Jeder kennt das traurige Ende dieses Edelmannes, das ihn zwei Monate nach der französischen Revolution vor 1830 in Neapel ereilte. Der sehr ehrenwerte George Gustavus Marquis von Steyne, Graf von Gaunt und Schloß Gaunt, Peer im irischen Adel, Viscount Hellborough, Baron Pitchley und Grillsby, Ritter des Hosenbandordens des Goldenen Vlieses von Spanien, des russischen Sankt Nikolaus-Ordens erster Klasse, des türkischen Halbmondordens, erster Lord des Haarpuderkabinetts und Kammerherr der Hintertreppe, Oberst der Gauntschen Miliztruppen des Königs, Vorstandsmitglied des Britischen Museums, Prior des Trinity-Hauses, Vorsteher der Weißen Mönche und Dr. jur. civ., starb nach einer Reihe von Schlaganfällen, die, nach Ansicht der Zeitungen, der Kummer über den Sturz des französischen Thrones bewirkt hatte.

In einer Wochenschrift erschien eine beredte Aufstellung seiner Tugenden, seiner Großmut, seiner Talente und seiner guten Taten. Seine Gefühle für das erlauchte Haus der Bourbonen und seine Liebe zu ihnen, mit denen er verwandt zu sein angab, ließen ihn das Unglück seiner hohen Vettern nicht überleben. Seinen Körper begrub man in Neapel, aber sein Herz – das Herz, das stets nur in edlem und großmütigem Bestreben schlug, wurde in einer silbernen Urne nach Schloß Gaunt gebracht. »Mit ihm«, erklärte Mr. Wagg, »haben die Armen und die schönen Künste einen wohltätigen Gönner, die Gesellschaft eine ihrer glänzendsten Zierden und England einen seiner erhabensten Patrioten und Staatsmänner verloren« und so weiter und so fort.

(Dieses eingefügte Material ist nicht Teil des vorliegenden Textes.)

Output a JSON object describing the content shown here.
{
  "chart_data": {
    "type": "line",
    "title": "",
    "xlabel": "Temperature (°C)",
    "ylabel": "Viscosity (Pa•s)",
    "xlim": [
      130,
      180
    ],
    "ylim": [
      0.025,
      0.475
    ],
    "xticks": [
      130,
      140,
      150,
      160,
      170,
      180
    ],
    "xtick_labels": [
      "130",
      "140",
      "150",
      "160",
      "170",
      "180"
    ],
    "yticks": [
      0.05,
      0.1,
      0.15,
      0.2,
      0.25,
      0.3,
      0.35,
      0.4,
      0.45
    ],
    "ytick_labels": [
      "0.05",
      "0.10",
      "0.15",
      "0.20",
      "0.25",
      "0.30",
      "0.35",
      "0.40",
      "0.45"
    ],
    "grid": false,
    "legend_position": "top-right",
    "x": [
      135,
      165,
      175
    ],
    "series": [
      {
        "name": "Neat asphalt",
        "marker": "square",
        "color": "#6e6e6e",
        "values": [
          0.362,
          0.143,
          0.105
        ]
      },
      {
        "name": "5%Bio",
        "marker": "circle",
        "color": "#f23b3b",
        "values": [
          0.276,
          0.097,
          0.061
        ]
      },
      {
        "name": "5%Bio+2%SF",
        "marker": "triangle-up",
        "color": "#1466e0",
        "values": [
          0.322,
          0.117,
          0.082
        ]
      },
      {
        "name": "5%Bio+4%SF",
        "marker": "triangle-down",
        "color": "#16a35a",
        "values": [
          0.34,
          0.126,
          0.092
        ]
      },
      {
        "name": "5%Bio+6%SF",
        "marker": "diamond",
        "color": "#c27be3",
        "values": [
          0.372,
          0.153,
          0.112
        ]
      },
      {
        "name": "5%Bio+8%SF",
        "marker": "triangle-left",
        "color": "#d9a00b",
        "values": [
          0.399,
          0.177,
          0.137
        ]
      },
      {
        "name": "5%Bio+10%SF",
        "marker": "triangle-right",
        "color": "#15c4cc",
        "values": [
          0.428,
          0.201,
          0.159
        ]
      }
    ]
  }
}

Sein Testament brachte viel Streit mit sich. Es wurde versucht, Madame de Belladonna das unter dem Namen Judenaugen-Diamant berühmte Juwel zu entreißen, das der Lord stets am Zeigefinger getragen hatte und das sie ihm nach seinem beklagenswerten Hinscheiden abgezogen haben sollte. Sein vertrauter Freund und Diener Monsieur Fiche bewies jedoch, daß der Marquis der besagten Madame de Belladonna den Ring zwei Tage vor seinem Tod geschenkt hatte, ebenso wie die Banknoten und Juwelen, die neapolitanischen und französischen Staatspapiere und andere Dinge, die sich in dem Sekretär des Lords fanden und die seine Erben von der beleidigten Frau zurückforderten.